Thursday, March 12, 2009



Drinking with friends, a good bottle of port paired with carefully chosen cheeses and glistening black olives, or sharing a bottle of wine with The Mister is a pleasure I should not want to lose if I didn’t have to.

I jumped off the train at Bleecker Street looking forward to the meeting with the anti-death penalty people, spending a couple of hours stuffing helpful information into envelopes for incarcerated citizens and adding personal handwritten notes to some. The lure of cherry cheese knishes proved too strong and I ducked into Jonah Schimmels bakery on Houston Street on my way. Waiting my turn at the counter I overheard a delightful exchange between a man whose age and decidedly New York accent reminded me, again, of my father, and the middle-aged, round-faced Russian woman serving him.

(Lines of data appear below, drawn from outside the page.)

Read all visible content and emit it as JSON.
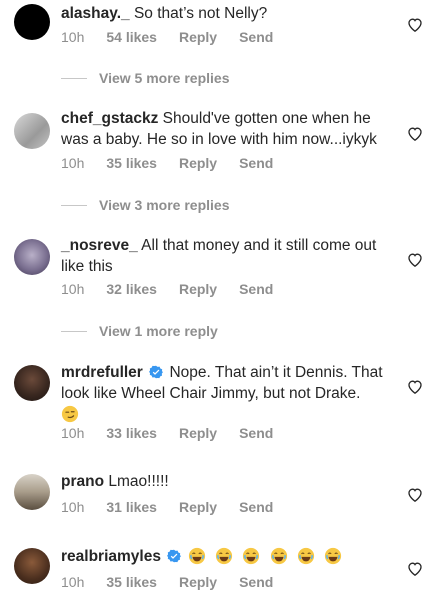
{
  "comments": [
    {
      "username": "alashay._",
      "text": "So that’s not Nelly?",
      "time": "10h",
      "likes": "54 likes",
      "reply": "Reply",
      "send": "Send",
      "view_replies": "View 5 more replies"
    },
    {
      "username": "chef_gstackz",
      "text": "Should've gotten one when he was a baby. He so in love with him now...iykyk",
      "time": "10h",
      "likes": "35 likes",
      "reply": "Reply",
      "send": "Send",
      "view_replies": "View 3 more replies"
    },
    {
      "username": "_nosreve_",
      "text": "All that money and it still come out like this",
      "time": "10h",
      "likes": "32 likes",
      "reply": "Reply",
      "send": "Send",
      "view_replies": "View 1 more reply"
    },
    {
      "username": "mrdrefuller",
      "text": "Nope. That ain’t it Dennis. That look like Wheel Chair Jimmy, but not Drake.",
      "time": "10h",
      "likes": "33 likes",
      "reply": "Reply",
      "send": "Send"
    },
    {
      "username": "prano",
      "text": "Lmao!!!!!",
      "time": "10h",
      "likes": "31 likes",
      "reply": "Reply",
      "send": "Send"
    },
    {
      "username": "realbriamyles",
      "text": "",
      "time": "10h",
      "likes": "35 likes",
      "reply": "Reply",
      "send": "Send"
    }
  ],
  "icons": {
    "heart": "heart-outline-icon",
    "verified": "verified-badge-icon",
    "emoji_smirk": "smirking-face-emoji",
    "emoji_laugh": "rolling-laughing-emoji"
  },
  "colors": {
    "verified": "#3897f0",
    "muted": "#8e8e8e",
    "text": "#262626"
  }
}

“You want the gelt now or later?” he joked with her. “My wife likes everything hot. It’s coming back if it’s not hot.”

The Russian woman smiled wryly with thickly painted red lips, “Oh, it’s hot. It’s very hot.”

A pair of student types dickered beside me, clearly first time customers. Should she have the potato knish? “No”, he chided all lean and spikey-haired, “Yuck—get the spinach.” She protested meekly, “But I think the potato one is the original.” He prevailed and they got two spinach knishes—unheated. Normally this couple would have irritated me no end. I would have ruminated on how NYU was wrecking the heart of this city with entitled young transplants that just don’t get it. But I thought of the little bit of gold I had just been given from a man who reminded me of my father. It was all a gift.